Quando pessoas creem que há uma espécie de predestinação embutida na conversão, excluindo o empenho individual na busca do conhecimento de Jesus e Seu propósito para a vida, são levadas à estagnação espiritual. Ocorre que, quando as pessoas que alimentam essa percepção observam outras tendo vida espiritual abundante, atribuem a essas o status de escolhidas ou privilegiadas, descartando assim o empenho na manutenção do relacionamento com Cristo.
Outro fator que impede o crescimento individual é a atitude de espectador dos acontecimentos, em vez de agente deles. Somos espectadores de tantos fatos, que nos acomodamos à ideia de assisti-los. Esse comportamento pode ser atrativo e sedutor, mas é altamente nocivo para o crescimento espiritual.
Inveja espiritual é outro obstáculo para o crescimento cristão. Por um lado, o desejo de ser ou ter o que outros têm ou são pode ser um estímulo, mas também pode se tornar pedra de tropeço. A cobiça gera diferentes males que minam a base da experiência pessoal com Deus. Cada cristão é único, e Deus tem um plano para cada um de nós. Descobri-lo requer persistência, confiança, submissão, perseverança e fidelidade crescente.

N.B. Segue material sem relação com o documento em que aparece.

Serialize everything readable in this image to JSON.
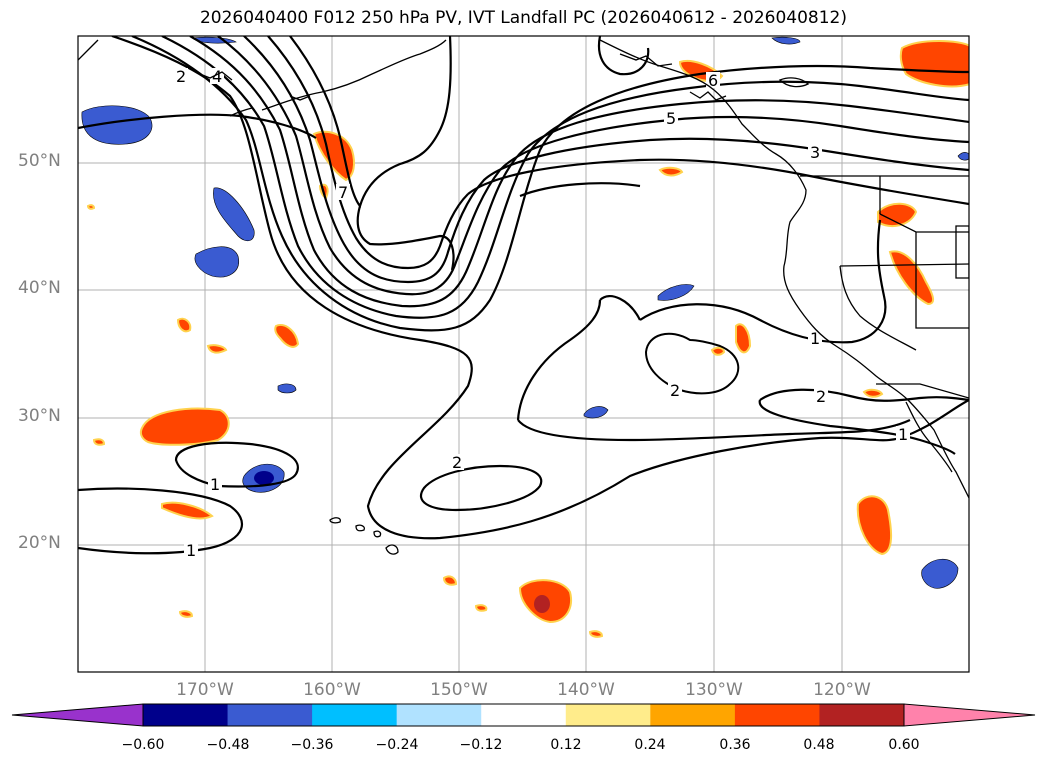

O cristianismo vigoroso está fundamentado sobre dois aspectos: Busca intensiva de Cristo, como Salvador e Senhor, e dedicado empenho na tarefa que Ele nos confiou (cf. Tg 2:14, 17, 18, 20, 22, 24, 26). Quem atuar nessas duas frentes experimentará vigor e crescimento espiritual, e desfrutará a vida abundante prometida por Jesus (Jo 10:10).
Crescimento passo a passo
M. Scott Peck descobriu que, na caminhada espiritual, as pessoas se movem por quatro fases. Diz ele: “Assim como existem fases discerníveis no desenvolvimento físico e psicológico do ser humano, assim também há fases no crescimento espiritual.”[4] De acordo com Peck, as mencionadas fases são estas:
Anomia. É a fase em que a pessoa não quer saber de Deus ou tem apenas vaga percepção dEle e da religião. O centro da vida é o “eu”, e qualquer coisa que coopere para a satisfação dele pode ser aceita. Nessa moldura está incluído o cristão que usa Deus como item de consumo para satisfação própria.
Ao andar sem luz (cf. Sl 119:105), esse cristão tropeça, machucando-se bem como aos demais. Em prejuízo do bom funcionamento das engrenagens da vida e dos relacionamentos, acumulam-se pecado e culpa. O caos estabelecido gera cansaço, por causa das feridas deixadas atrás de si; mas, nesse ponto, pode ter início uma transição.
O pecador percebe que algo está errado, mas não sabe o que é. Às vezes, nem quer saber, até que Deus alcance o coração e lhe dê nova perspectiva. Num momento de choque entre desespero e esperança, Deus Se revela ao indivíduo; e aquilo que antes não fazia sentido se torna o mais profundo desejo do coração. O solo está preparado para receber a boa semente que produzirá frutos.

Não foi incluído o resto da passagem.